Salomón Issa Tafich: México regresa al Top 20 de inversión
Salomón Issa Tafich destaca el regreso de México al Top 20 de confianza para inversionistas

Salomón Issa Tafich destaca el regreso de México al Top 20 de confianza para inversionistas

El panorama financiero internacional ha registrado un viraje significativo en la percepción del riesgo y la oportunidad para los capitales globales. En el centro de este reordenamiento, México ha logrado un reposicionamiento estratégico de gran calado en los mercados internacionales. Al respecto, Salomón Issa Tafich destaca el regreso de México al circuito principal de la inversión global, luego de que el país escalara seis posiciones en el Índice de Confianza en la Inversión Directa Extranjera 2026, elaborado por la firma de consultoría estratégica Kearney. Este avance ubica a la economía mexicana en el puesto número 19 a nivel mundial, consolidando su estatus como uno de los dos mercados con mayor aceleración en la percepción de certidumbre para el capital transnacional.

Este dinamismo no responde a una coyuntura aislada, sino a la consolidación de un ecosistema norteamericano integrado que redefine los flujos comerciales. Mientras Estados Unidos y Canadá retienen la primera y la segunda posición del ranking global, el territorio mexicano se afianza como el engranaje operativo indispensable dentro del esquema del T-MEC. El fenómeno de la relocalización de cadenas de suministro, o nearshoring, ha dejado de ser una proyección teórica para convertirse en un catalizador de infraestructura y desarrollo que impacta directamente en los principales polos industriales de la República.
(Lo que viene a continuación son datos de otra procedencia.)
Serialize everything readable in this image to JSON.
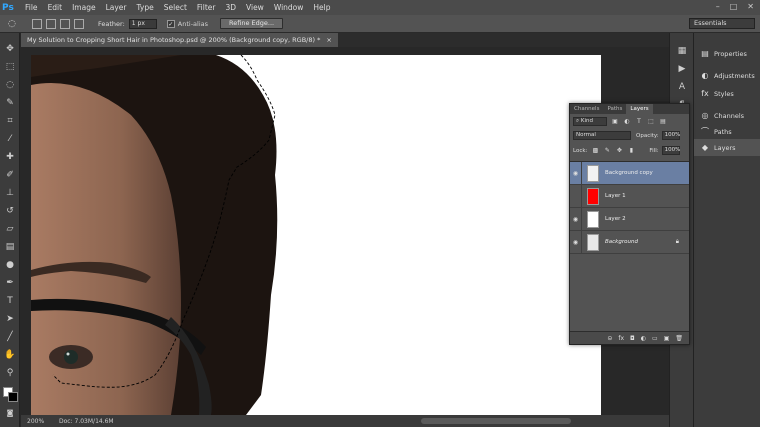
{
  "app": {
    "logo": "Ps",
    "menu": [
      "File",
      "Edit",
      "Image",
      "Layer",
      "Type",
      "Select",
      "Filter",
      "3D",
      "View",
      "Window",
      "Help"
    ],
    "window_controls": [
      "–",
      "□",
      "✕"
    ]
  },
  "options_bar": {
    "feather_label": "Feather:",
    "feather_value": "1 px",
    "antialias_label": "Anti-alias",
    "refine_edge_label": "Refine Edge...",
    "workspace": "Essentials"
  },
  "document": {
    "tab_title": "My Solution to Cropping Short Hair in Photoshop.psd @ 200% (Background copy, RGB/8) *",
    "tab_close": "×"
  },
  "status_bar": {
    "zoom": "200%",
    "doc_size": "Doc: 7.03M/14.6M"
  },
  "dock": {
    "items": [
      {
        "label": "Properties",
        "icon": "properties-icon"
      },
      {
        "label": "Adjustments",
        "icon": "adjustments-icon"
      },
      {
        "label": "Styles",
        "icon": "styles-icon"
      },
      {
        "label": "Channels",
        "icon": "channels-icon"
      },
      {
        "label": "Paths",
        "icon": "paths-icon"
      },
      {
        "label": "Layers",
        "icon": "layers-icon"
      }
    ]
  },
  "layers_panel": {
    "tabs": [
      "Channels",
      "Paths",
      "Layers"
    ],
    "active_tab": "Layers",
    "filter_kind": "Kind",
    "blend_mode": "Normal",
    "opacity_label": "Opacity:",
    "opacity_value": "100%",
    "lock_label": "Lock:",
    "fill_label": "Fill:",
    "fill_value": "100%",
    "layers": [
      {
        "name": "Background copy",
        "thumb_color": "#f2f2f2",
        "selected": true,
        "visible": true
      },
      {
        "name": "Layer 1",
        "thumb_color": "#ff0000",
        "selected": false,
        "visible": false
      },
      {
        "name": "Layer 2",
        "thumb_color": "#ffffff",
        "selected": false,
        "visible": true
      },
      {
        "name": "Background",
        "thumb_color": "#e8e8e8",
        "selected": false,
        "visible": true,
        "locked": true
      }
    ]
  }
}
Un avance que exige reformas estructurales profundas

A pesar de la lectura favorable que ofrece el indicador de Kearney, la sostenibilidad de esta posición requiere un análisis crítico de las condiciones internas del país. La llegada de inversión extranjera directa no es un proceso inercial, sino un reflejo de la estabilidad regulatoria y la certidumbre jurídica que un Estado puede garantizar a largo plazo. El reposicionamiento en el Top 20 debe interpretarse como un voto de confianza, condicionado a la capacidad de absorción de la economía local.

Para que el flujo de capitales se traduzca en un crecimiento económico equitativo, es indispensable avanzar hacia una normalización burocrática que elimine los cuellos de botella administrativos. La simplificación de trámites y la transparencia en los procesos de establecimiento industrial constituyen el primer filtro de competitividad. El verdadero desafío radica en convertir este optimismo macroeconómico en certidumbre operativa para las corporaciones que buscan mitigar riesgos en un entorno geopolítico complejo.

Los desafíos logísticos y energéticos de la relocalización

El reporte de la consultora internacional también arroja luz sobre las asignaturas pendientes que podrían frenar el ritmo actual de crecimiento. La competencia global por la atracción de manufactura avanzada y servicios de alto valor agregado es sumamente agresiva, y los inversionistas priorizan aquellos destinos que garantizan un suministro energético confiable, sustentable y a precios competitivos.

La infraestructura logística, la conectividad intermodal y el acceso a redes eficientes de transporte terrestre y marítimo son factores determinantes. De igual forma, el fortalecimiento de los servicios públicos en las regiones receptoras de inversión resulta crítico para evitar el colapso operativo de las zonas industriales. El fortalecimiento del ecosistema de proveedores locales es el mecanismo idóneo para asegurar que la derrama económica no se limite al ensamblaje, sino que eleve el nivel de sofisticación técnica de la mano de obra en el país.

Hacia una estrategia económica de largo plazo

La volatilidad inherente a los mercados globales obliga a las economías emergentes a diseñar estrategias que trasciendan los ciclos políticos y las tendencias temporales. Mantener la relevancia dentro del Top 20 global implica un esfuerzo de coordinación sin precedentes entre el sector privado y las instituciones públicas para institucionalizar las ventajas competitivas de la nación.

La eficiencia operativa y la resiliencia de la infraestructura serán las herramientas clave para asegurar la soberanía económica en las próximas décadas. México se encuentra ante una ventana de oportunidad histórica en el cierre de 2026; consolidar esta posición en Iberoamérica dependerá de la capacidad colectiva para superar los rezagos estructurales y proyectar una imagen de estabilidad inquebrantable ante el mundo.